Get ready to golf, eat haggis or drink Scotch because TCU just got its very own tartan.

TCU Licensing announced via Twitter that tartan number five is now the official tartan of the university after a campus-wide vote was held.

Wearing tartan has been a Scottish tradition for thousands of years. The patterns identify people with specific families or clans and started during King George IV’s rule, Lori Renfro, a member of the Cowtown Scottish society, said. She also said modern institutions, including universities, are creating their own tartans.

Read more at https://www.tcu360.com/2018/04/tcu-chooses-the-new-official-horned-frog-tartan/
 

Ray Finkle

Active Member
Would one of you photoshoppers do a jersey and pants with the tartan, please? The pants would look either badarse or completely idiotic with no in between. We might actually be able to pull-off the pants. Jersey might be a bit much but then again, a lot of people said that about the Frog Skin pattern.
 

WhiteHispanicFrog

Curmudgeon
Today's school opening day kickoff at the founder's statue was a celebration of Provost Nowell Donovan.

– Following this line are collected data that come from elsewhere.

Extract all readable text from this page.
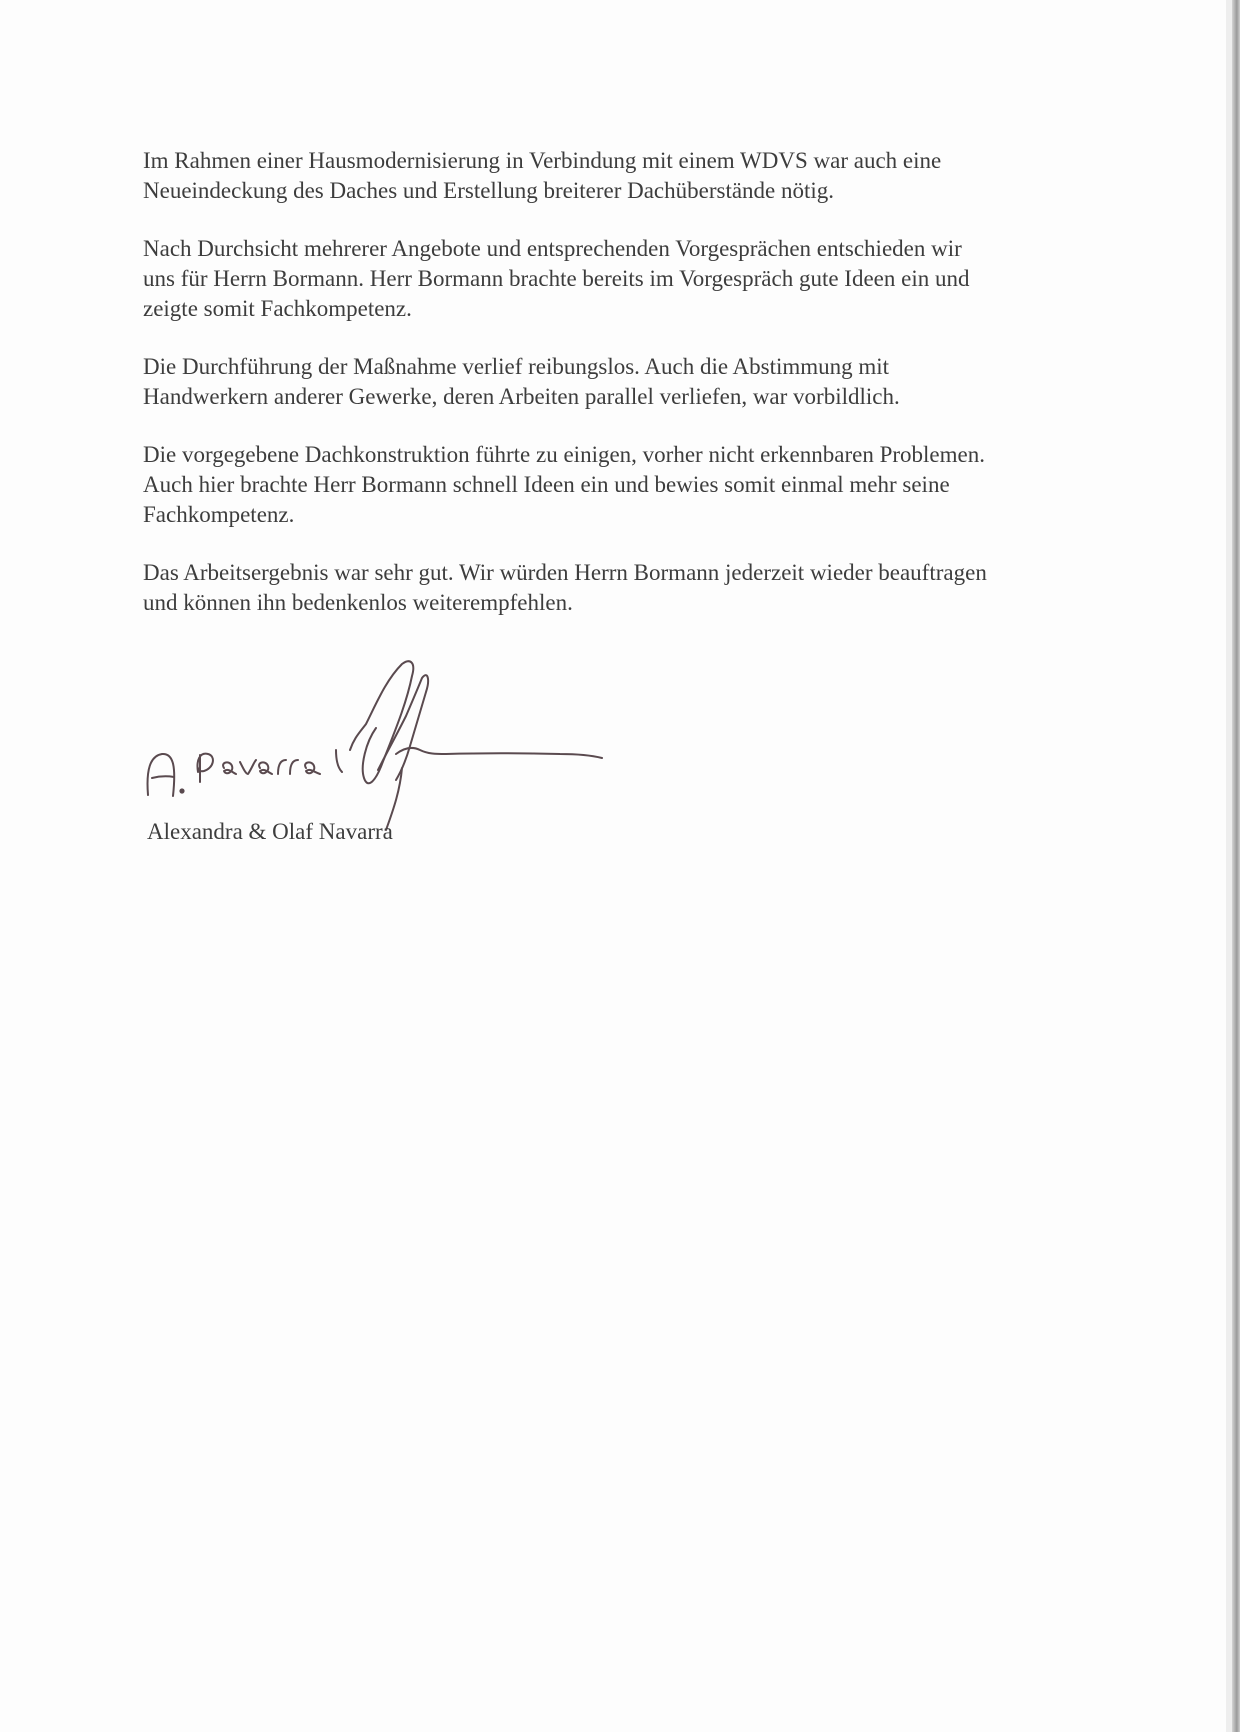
Im Rahmen einer Hausmodernisierung in Verbindung mit einem WDVS war auch eine
Neueindeckung des Daches und Erstellung breiterer Dachüberstände nötig.

Nach Durchsicht mehrerer Angebote und entsprechenden Vorgesprächen entschieden wir
uns für Herrn Bormann. Herr Bormann brachte bereits im Vorgespräch gute Ideen ein und
zeigte somit Fachkompetenz.

Die Durchführung der Maßnahme verlief reibungslos. Auch die Abstimmung mit
Handwerkern anderer Gewerke, deren Arbeiten parallel verliefen, war vorbildlich.

Die vorgegebene Dachkonstruktion führte zu einigen, vorher nicht erkennbaren Problemen.
Auch hier brachte Herr Bormann schnell Ideen ein und bewies somit einmal mehr seine
Fachkompetenz.

Das Arbeitsergebnis war sehr gut. Wir würden Herrn Bormann jederzeit wieder beauftragen
und können ihn bedenkenlos weiterempfehlen.

Alexandra & Olaf Navarra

He is retiring from his postition of Provost after this school year.

Provost Donovan was in attendance wearing his official TCU Tartan Kilt, Heim BBQ was served, and joy was to be had by all.

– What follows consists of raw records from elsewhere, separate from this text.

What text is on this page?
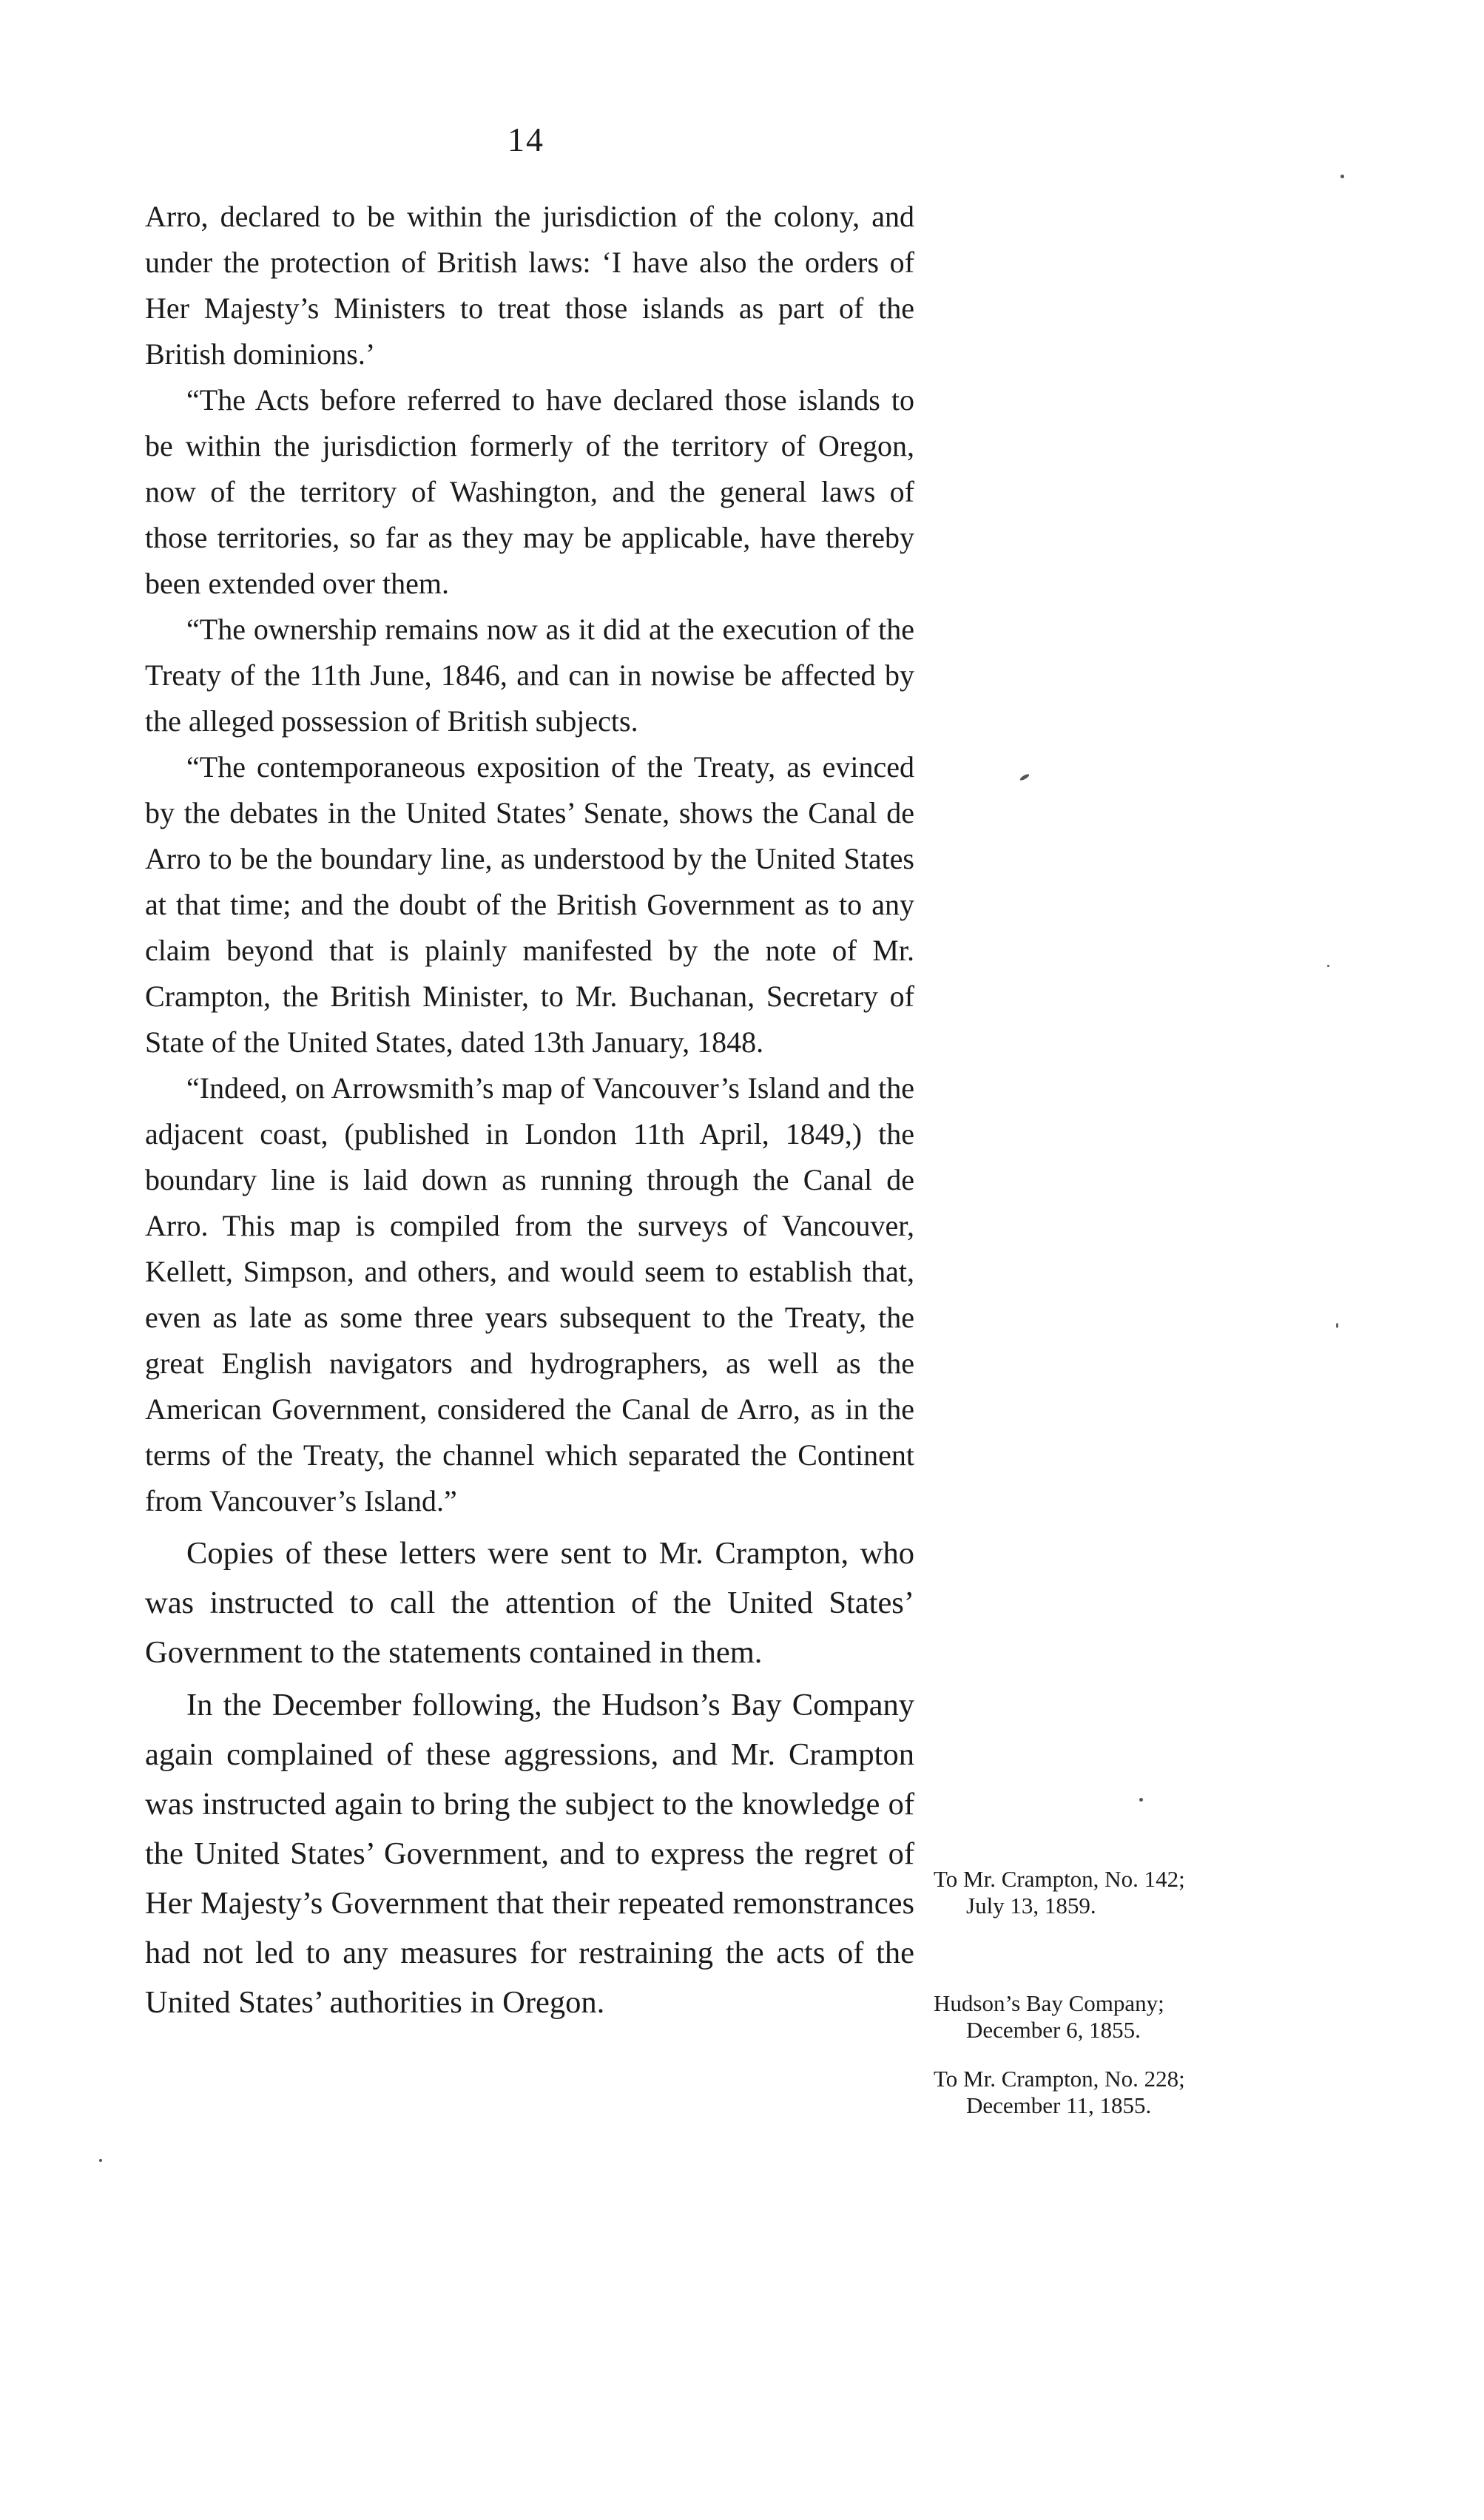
14

Arro, declared to be within the jurisdiction of the colony, and under the protection of British laws: ‘I have also the orders of Her Majesty’s Ministers to treat those islands as part of the British dominions.’

“The Acts before referred to have declared those islands to be within the jurisdiction formerly of the territory of Oregon, now of the territory of Washington, and the general laws of those territories, so far as they may be applicable, have thereby been extended over them.

“The ownership remains now as it did at the execution of the Treaty of the 11th June, 1846, and can in nowise be affected by the alleged possession of British subjects.

“The contemporaneous exposition of the Treaty, as evinced by the debates in the United States’ Senate, shows the Canal de Arro to be the boundary line, as understood by the United States at that time; and the doubt of the British Government as to any claim beyond that is plainly manifested by the note of Mr. Crampton, the British Minister, to Mr. Buchanan, Secretary of State of the United States, dated 13th January, 1848.

“Indeed, on Arrowsmith’s map of Vancouver’s Island and the adjacent coast, (published in London 11th April, 1849,) the boundary line is laid down as running through the Canal de Arro. This map is compiled from the surveys of Vancouver, Kellett, Simpson, and others, and would seem to establish that, even as late as some three years subsequent to the Treaty, the great English navigators and hydrographers, as well as the American Government, considered the Canal de Arro, as in the terms of the Treaty, the channel which separated the Continent from Vancouver’s Island.”

Copies of these letters were sent to Mr. Crampton, who was instructed to call the attention of the United States’ Government to the statements contained in them.

In the December following, the Hudson’s Bay Company again complained of these aggressions, and Mr. Crampton was instructed again to bring the subject to the knowledge of the United States’ Government, and to express the regret of Her Majesty’s Government that their repeated remonstrances had not led to any measures for restraining the acts of the United States’ authorities in Oregon.

To Mr. Crampton, No. 142;
July 13, 1859.
Hudson’s Bay Company;
December 6, 1855.
To Mr. Crampton, No. 228;
December 11, 1855.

Official TCU Tartan tumbler:

 

Lone Frog

Active Member
Wearing tartan has been a Scottish tradition for thousands of years. The patterns identify people with specific families or clans and started during King George IV’s rule, Lori Renfro, a member of the Cowtown Scottish society, said. She also said modern institutions, including universities, are creating their own tartans.

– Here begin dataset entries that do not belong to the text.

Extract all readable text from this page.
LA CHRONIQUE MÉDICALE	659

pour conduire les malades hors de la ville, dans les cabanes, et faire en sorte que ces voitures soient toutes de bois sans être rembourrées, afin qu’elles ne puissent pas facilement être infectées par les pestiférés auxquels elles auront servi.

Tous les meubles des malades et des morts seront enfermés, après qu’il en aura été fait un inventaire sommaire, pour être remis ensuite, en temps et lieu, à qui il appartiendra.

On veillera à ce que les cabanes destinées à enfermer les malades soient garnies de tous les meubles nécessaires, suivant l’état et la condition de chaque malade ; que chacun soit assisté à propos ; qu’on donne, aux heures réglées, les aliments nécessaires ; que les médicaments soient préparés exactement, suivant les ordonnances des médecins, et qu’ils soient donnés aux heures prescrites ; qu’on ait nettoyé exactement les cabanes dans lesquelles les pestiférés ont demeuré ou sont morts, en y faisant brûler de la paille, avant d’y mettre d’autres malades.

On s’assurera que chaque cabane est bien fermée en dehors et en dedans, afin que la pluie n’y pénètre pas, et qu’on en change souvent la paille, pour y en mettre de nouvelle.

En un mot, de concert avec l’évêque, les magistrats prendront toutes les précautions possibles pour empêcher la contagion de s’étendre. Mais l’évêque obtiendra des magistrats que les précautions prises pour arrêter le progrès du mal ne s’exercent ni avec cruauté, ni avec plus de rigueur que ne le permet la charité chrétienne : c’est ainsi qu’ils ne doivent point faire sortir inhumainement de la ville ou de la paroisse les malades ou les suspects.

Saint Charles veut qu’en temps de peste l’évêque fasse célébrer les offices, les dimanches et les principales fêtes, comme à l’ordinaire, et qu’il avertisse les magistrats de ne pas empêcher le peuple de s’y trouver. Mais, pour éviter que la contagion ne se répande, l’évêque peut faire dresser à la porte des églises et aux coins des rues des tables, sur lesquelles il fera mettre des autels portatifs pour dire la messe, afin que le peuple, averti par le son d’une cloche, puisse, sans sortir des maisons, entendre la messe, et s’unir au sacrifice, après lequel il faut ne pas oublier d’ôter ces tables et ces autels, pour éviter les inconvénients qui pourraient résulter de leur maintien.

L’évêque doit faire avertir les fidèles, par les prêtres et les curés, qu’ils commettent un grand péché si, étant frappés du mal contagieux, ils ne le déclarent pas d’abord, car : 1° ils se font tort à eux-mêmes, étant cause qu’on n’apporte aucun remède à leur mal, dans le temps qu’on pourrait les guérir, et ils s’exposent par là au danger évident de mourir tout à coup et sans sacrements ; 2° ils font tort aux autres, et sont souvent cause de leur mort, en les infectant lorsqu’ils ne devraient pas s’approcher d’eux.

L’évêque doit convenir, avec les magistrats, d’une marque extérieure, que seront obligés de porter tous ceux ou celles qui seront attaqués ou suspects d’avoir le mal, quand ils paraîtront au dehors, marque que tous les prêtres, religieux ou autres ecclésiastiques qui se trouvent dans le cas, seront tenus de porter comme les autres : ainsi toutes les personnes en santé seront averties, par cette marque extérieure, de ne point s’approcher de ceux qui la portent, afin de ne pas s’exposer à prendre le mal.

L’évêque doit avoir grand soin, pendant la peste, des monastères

Perhaps I'm missing something, but the second bolded part doesn't do much to support the first, considering George IV was king in the 1800s.
 
Perhaps I'm missing something, but the second bolded part doesn't do much to support the first, considering George IV was king in the 1800s.
He's saying that the association of a clan or family with a specific design of tartan began in the 1800's under George IV. It was the Scottish wool industry that essentially made up all of the clan tartan designs. They were not of historical origin. I was quite let down when I found out that fact.
 

TxFrog1999

The Man Behind The Curtain
Perhaps I'm missing something, but the second bolded part doesn't do much to support the first, considering George IV was king in the 1800s.
2228544_1.jpg
 

Frog-in-law1995

Active Member
Because my Aunt is an insanely OCD genealogist, I can trace my surname lineage back a few generations past my ancestor who emigrated from Glasgow to the US back in the early 19th century. So of course we did a family vacation to Scotland one year and had to look up our “family” tartan. Dad had big plans for buying a bunch of cloth of whatever the tartan turned out to be and making a bunch of stuff out of it. Ties, towels, etc. Ended up being similar to blackwatch, except with two big ole pink stripes in it. Pretty sure he was crushed. As I recall, he bought a keychain and that’s it.

MacThomas_Modern.bmp
 

Pharm Frog

Full Member
Would one of you photoshoppers do a jersey and pants with the tartan, please? The pants would look either badarse or completely idiotic with no in between. We might actually be able to pull-off the pants. Jersey might be a bit much but then again, a lot of people said that about the Frog Skin pattern.

In the early or mid 1980s McCullough HS wore a tartan pattern for baseball jerseys (primarily red and green). Only remember seeing them once and not sure it was even a full season. Looked hideous.